Can you see the authors point of view in this argument? Imagine spending twelve years writing a fantasy series to spread a message of peace only for people to read it and think you are glorifying war. How infuriating must that be? Another example if Robert Frost’s poem The Road not Taken, as I discussed two weeks ago.
When we read a piece of text we each have a slightly different vision in mind. This is a problem many directors have when adapting from a novel to a film, viewers are upset they are not seeing their version of the character. Now it is difficult read the Harry Potter books and not think of Daniel Radcliffe. Another character who varies from their literacy counterpart is Aragorn from Lord of the Rings. In the films Aragorn is seen as hesitant and unwilling to lead, in the novel he faces no such problems. In the Ted-ed video below You can see how The Wizard of Oz can be seen as a scathing criticism of American economic policies.
Since my university days I’ve changed my mind. I believe that Authorial Intent does not matter. I don’t agree with the post modernists who say the author is dead but I do believe that the author has minimal impact when someone is reading their work. It doesn’t matter if the author is trying to argue that the repetition of fireworks foreshadows the death of a character or not. What matters is the reader having that idea. The book isn’t there for the author to read, it’s for the reader to read and they should enrich their experience by taking any ideas they can intentional or not. Many books are left deliberately ambiguous so the reader can form their own ideas and theories.

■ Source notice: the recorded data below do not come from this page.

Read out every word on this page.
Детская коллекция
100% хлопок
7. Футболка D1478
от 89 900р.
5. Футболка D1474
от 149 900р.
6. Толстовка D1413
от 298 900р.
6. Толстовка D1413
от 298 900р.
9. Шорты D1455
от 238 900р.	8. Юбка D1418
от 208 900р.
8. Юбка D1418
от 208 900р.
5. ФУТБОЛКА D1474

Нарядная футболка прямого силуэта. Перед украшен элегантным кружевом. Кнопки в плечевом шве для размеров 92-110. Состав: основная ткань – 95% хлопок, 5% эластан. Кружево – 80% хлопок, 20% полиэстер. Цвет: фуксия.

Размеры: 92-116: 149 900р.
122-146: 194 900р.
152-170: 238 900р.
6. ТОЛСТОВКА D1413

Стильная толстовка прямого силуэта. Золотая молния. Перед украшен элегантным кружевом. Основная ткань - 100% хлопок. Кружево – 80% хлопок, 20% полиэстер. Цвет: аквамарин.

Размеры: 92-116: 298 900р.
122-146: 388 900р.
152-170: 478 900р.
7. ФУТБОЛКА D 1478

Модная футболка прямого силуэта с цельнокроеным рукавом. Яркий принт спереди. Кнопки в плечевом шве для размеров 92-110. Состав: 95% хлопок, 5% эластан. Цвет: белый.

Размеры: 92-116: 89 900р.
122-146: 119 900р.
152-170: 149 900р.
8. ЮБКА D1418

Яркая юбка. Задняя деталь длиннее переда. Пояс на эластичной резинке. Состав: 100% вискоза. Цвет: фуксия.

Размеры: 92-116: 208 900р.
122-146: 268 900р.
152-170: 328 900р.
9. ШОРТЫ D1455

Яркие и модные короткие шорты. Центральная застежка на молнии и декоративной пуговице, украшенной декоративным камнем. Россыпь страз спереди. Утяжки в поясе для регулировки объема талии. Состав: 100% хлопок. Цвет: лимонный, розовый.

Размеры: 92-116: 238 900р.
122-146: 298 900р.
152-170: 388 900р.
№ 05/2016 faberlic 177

What do you think? Does authorial intent matter? Do you need to know the background of the author when reading their work? Let me know in the comments down below and I’ll see you next time.
(*)I didn’t always agree with this question, sometimes I wrote a piece of work just to have something to submit. Why does anyone write? Not everything has to have meaning. Sometimes writers write because they want to and readers read because they want to be entertained, sometimes it is that simple!